The equal pension age is being introduced at the same time as the new state pension, which, compared with the current two-tier state pension, improves the amount of state pension for many women whose national insurance records are incomplete as a result of career breaks or a great deal of part-time work. I am not implying that it makes up all the loss, but there is a countervailing improvement. I am advised by the Department for Work and Pensions that there will be a review of the state pension age. The Pensions Act 2014 provides for a six-yearly review to take into account up-to-date life expectancy data and the findings of an independently led review. The first review will conclude by May 2017 and will consider, among a number of other factors, the impact of the state pension age change on women. That will be an opportunity to consider the issues that the hon. Member for Worsley and Eccles South raises.
I would like to repeat what the Secretary of State for Work and Pensions said in 2011 on Second Reading of the Pensions Bill:
“Let me simply repeat what I said earlier…we have no plans to change equalisation in 2018, or the age of 66 for both men and women in 2020, but we will consider transitional arrangements.”—[Official Report, 20 June 2011; Vol. 530, c. 52.]
There were no transitional arrangements. Women who now do not get their pensions until 66 get nothing—no pensioner benefits or bus passes—and, as I have said, many of them are on jobseeker’s allowance or employment and support allowance. Some are even being forced, at the age of 62, on to the Work programme. That injustice will keep coming back. The Secretary of State in that debate promised transitional arrangements.
I do not want to get into a discussion about what another Minister said in a debate that I was not part of, but the quote that the hon. Lady read out indicated that the Secretary of State would consider transitional arrangements. It did not sound to me like a clear pledge to bring in any particular transitional arrangement. I have described the position and the fact that there will be a further review in 2017, which will allow those issues to be revisited.
What analysis has the Minister made of the impact of the cuts to local authorities that the Government are considering on low-paid women working in councils up and down the country?

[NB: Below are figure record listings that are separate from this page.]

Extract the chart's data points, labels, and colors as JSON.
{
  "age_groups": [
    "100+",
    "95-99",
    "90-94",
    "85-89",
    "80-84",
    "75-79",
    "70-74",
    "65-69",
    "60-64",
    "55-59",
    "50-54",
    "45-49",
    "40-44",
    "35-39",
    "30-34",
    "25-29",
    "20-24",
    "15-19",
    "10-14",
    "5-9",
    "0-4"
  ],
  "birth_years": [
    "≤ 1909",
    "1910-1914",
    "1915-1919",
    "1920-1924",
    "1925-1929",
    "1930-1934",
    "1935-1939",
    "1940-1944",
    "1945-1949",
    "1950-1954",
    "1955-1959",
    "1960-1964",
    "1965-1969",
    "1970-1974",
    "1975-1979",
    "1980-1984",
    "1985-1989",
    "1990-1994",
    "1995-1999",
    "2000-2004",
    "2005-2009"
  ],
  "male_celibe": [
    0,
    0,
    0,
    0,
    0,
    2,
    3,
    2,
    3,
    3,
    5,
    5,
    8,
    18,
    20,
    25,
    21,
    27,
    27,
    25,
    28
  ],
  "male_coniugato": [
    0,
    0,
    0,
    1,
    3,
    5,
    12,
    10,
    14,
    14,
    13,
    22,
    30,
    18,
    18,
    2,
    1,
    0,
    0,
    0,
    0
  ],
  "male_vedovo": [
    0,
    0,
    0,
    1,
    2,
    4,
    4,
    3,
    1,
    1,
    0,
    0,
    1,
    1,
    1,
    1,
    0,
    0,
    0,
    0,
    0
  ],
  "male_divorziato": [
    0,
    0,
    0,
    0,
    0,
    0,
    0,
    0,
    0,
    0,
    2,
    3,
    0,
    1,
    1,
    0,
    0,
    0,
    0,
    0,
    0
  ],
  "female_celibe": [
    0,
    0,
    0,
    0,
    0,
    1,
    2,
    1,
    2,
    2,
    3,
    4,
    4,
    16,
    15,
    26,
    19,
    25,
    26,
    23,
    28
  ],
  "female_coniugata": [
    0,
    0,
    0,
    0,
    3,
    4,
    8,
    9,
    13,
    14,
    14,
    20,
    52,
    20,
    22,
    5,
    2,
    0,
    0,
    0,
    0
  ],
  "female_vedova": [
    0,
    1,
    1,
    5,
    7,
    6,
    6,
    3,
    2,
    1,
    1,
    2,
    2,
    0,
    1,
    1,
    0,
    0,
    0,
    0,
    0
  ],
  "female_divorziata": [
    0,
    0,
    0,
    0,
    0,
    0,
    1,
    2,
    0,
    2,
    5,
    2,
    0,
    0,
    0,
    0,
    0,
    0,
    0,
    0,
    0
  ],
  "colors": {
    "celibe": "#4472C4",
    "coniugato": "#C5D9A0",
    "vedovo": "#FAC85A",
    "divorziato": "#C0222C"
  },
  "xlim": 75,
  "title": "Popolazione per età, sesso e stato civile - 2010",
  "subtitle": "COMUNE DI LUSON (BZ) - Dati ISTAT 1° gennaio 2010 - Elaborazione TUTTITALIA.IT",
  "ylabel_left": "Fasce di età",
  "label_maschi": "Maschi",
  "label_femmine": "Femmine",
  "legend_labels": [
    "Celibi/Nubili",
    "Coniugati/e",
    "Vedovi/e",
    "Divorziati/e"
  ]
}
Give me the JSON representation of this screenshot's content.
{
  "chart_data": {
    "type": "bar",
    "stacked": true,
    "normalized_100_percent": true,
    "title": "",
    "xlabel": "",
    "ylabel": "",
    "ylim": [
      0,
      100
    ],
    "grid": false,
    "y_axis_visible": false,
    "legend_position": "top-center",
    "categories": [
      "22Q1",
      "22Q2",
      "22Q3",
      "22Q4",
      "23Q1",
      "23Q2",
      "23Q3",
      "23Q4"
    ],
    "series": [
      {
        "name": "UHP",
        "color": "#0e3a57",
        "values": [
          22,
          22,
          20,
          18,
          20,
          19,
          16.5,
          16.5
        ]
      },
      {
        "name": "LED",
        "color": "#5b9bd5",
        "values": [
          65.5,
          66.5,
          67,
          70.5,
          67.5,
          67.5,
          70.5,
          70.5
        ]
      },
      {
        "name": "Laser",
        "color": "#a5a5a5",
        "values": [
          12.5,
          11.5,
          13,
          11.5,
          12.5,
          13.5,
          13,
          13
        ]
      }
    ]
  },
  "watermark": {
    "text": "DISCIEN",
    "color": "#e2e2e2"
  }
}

As the hon. Lady is aware, all decisions, legislation and regulations are subject to equality impact assessments, in which all those things are considered. Her intervention leads me neatly to my conclusion. For all that the steps that I described—transparency, leadership, childcare provision and increasing the national minimum wage through the introduction of the national living wage—are powerful, the most important source of opportunity to improve the pay of women and close the pay gap is a strong economy that creates lots of new jobs. Those new jobs and employment opportunities give women the opportunity to go out and command better wages.
Although I understand that the hon. Lady opposes public spending cuts, it is nevertheless the case that as a result of the consistent policy of slow but steady deficit reduction, this economy has created more jobs than any other country in Europe, and more women are in work than ever before. It might have been possible for Opposition Members, while properly opposing the Government on specifics, to give some acknowledgement of the fundamental achievement of creating jobs, which create opportunities, including the opportunity for women to improve the wages that they earn.